The pain is mute noise.

‘We've done toxicology tests on your blood. Everything's in order there. Just so you know. That's out of the way. But I'll need your licence. Not right now. Later's fine.'

This is meant to be a good thing, Blackstrap thinks. But there is something else, something the constable has to say whether he wants to or not. What? Time passes through his eyes. The rest of him does not sense a thing.

‘Unfortunately, your semi struck another vehicle in the oncoming lane when it swerved.'

Struck.

Blackstrap tries to remember. The bulk tumbling up over the front of the semi. Those antlers not snapping, but punching holes in steel. The glassy web of the windshield caving in.

‘There was a woman in the other vehicle, and her six-year-old daughter.'

The other vehicle.

The windshield in a web at first. Then the furry stilt of a leg and a hoof coming through the hole, straight toward his head. An instant of jumbled movement. The bulk still rolling or tossing and then antlers.
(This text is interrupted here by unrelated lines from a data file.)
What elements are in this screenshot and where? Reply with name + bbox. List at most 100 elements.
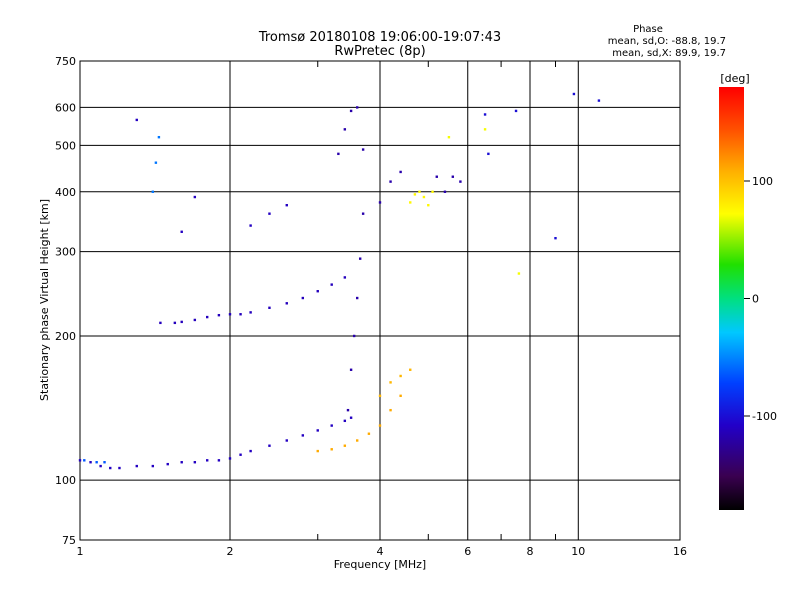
colorbar-ticks: 100 0 -100 [744, 175, 777, 423]
data-point [355, 439, 359, 442]
x-tick-label: 10 [571, 545, 585, 558]
y-tick-label: 75 [62, 534, 76, 547]
data-point [316, 290, 319, 293]
data-point [103, 461, 106, 464]
data-point [572, 92, 576, 96]
data-point [597, 99, 601, 102]
data-point [367, 432, 371, 435]
data-point [89, 461, 92, 464]
data-point [301, 434, 305, 437]
data-point [180, 230, 183, 233]
data-point [355, 106, 359, 109]
data-point [301, 296, 305, 300]
data-point [483, 128, 487, 131]
stats-o-mode: mean, sd,O: -88.8, 19.7 [608, 36, 726, 47]
data-point [413, 193, 417, 196]
x-tick-label: 2 [227, 545, 234, 558]
x-tick-label: 16 [673, 545, 687, 558]
data-point [154, 161, 158, 164]
data-point [349, 368, 353, 371]
data-point [249, 311, 252, 314]
stats-title: Phase [633, 24, 663, 35]
data-point [78, 459, 82, 462]
data-point [193, 461, 197, 464]
data-point [554, 236, 557, 240]
y-tick-label: 500 [55, 139, 76, 152]
data-point [180, 461, 183, 464]
data-point [431, 190, 434, 193]
data-point [435, 175, 438, 178]
data-point [399, 394, 402, 398]
data-point [330, 283, 333, 286]
data-point [151, 190, 155, 193]
data-point [399, 374, 402, 378]
colorbar: [deg] 100 0 -100 [719, 72, 777, 510]
data-point [228, 313, 232, 316]
data-point [483, 113, 487, 116]
data-point [352, 334, 356, 338]
data-point [389, 408, 392, 412]
data-point [514, 109, 518, 113]
data-point [378, 424, 382, 427]
data-point [389, 180, 392, 183]
x-tick-label: 1 [77, 545, 84, 558]
chart-subtitle: RwPretec (8p) [334, 44, 425, 59]
y-tick-label: 600 [55, 101, 76, 114]
data-point [399, 170, 402, 174]
y-axis: 75 100 200 300 400 500 600 750 [55, 55, 76, 547]
x-axis-label: Frequency [MHz] [334, 558, 426, 571]
data-point [358, 257, 362, 260]
data-point [166, 462, 169, 466]
stats-x-mode: mean, sd,X: 89.9, 19.7 [612, 48, 726, 59]
grid [80, 61, 680, 540]
data-point [378, 201, 382, 204]
data-point [268, 444, 271, 447]
data-point [389, 381, 392, 384]
data-point [427, 203, 430, 207]
data-point [193, 318, 197, 322]
data-point [239, 453, 242, 456]
data-point [109, 466, 112, 470]
data-point [409, 368, 412, 371]
data-point [228, 457, 232, 460]
data-point [487, 152, 490, 156]
x-tick-label: 4 [377, 545, 384, 558]
data-point [343, 444, 347, 447]
colorbar-gradient [719, 87, 744, 510]
data-point [239, 313, 242, 316]
data-point [443, 190, 447, 193]
data-point [99, 464, 102, 468]
data-point [268, 306, 271, 309]
colorbar-tick-label: -100 [752, 410, 777, 423]
y-tick-label: 300 [55, 246, 76, 259]
data-point [193, 195, 197, 199]
data-point [83, 459, 86, 462]
data-point [268, 212, 271, 215]
colorbar-tick-label: 100 [752, 175, 773, 188]
data-point [217, 459, 221, 462]
data-point [249, 449, 252, 453]
data-point [118, 466, 121, 470]
data-point [349, 416, 353, 419]
data-point [451, 175, 455, 178]
data-point [378, 394, 382, 398]
data-point [422, 195, 426, 199]
data-point [316, 429, 319, 432]
data-point [285, 302, 288, 305]
data-point [459, 180, 462, 183]
data-point [157, 135, 161, 139]
data-point [285, 203, 288, 207]
data-point [330, 448, 333, 451]
data-point [447, 135, 451, 139]
data-point [95, 461, 98, 464]
data-point [205, 459, 209, 462]
data-point [517, 272, 521, 275]
data-point [346, 408, 350, 412]
data-point [205, 315, 209, 319]
data-points [78, 92, 601, 470]
data-point [180, 320, 183, 324]
data-point [285, 439, 288, 442]
data-point [343, 419, 347, 423]
data-point [343, 276, 347, 279]
data-point [159, 321, 162, 325]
‘The woman was killed instantly.' The policeman takes a breath, the news seeming personal to him. Talking about it is making him uncomfortable. He glances toward the doorway, his jaw set, then toward the window.

Blackstrap makes a noise that is meant to be a question. A question about the little girl. Without moving, he feels the pain take the full of him. He has done something to his head. The little girl being wheeled past him. A slow rolling shape through the clutter on the grey pavement. The gradual and instant shift of the earth. The grey sky. The fog a trap. He tried to move but was not allowed. He twists in bed to escape or help someone, and the pain rushes at him in a blazingly silent shriek that deafens and blinds.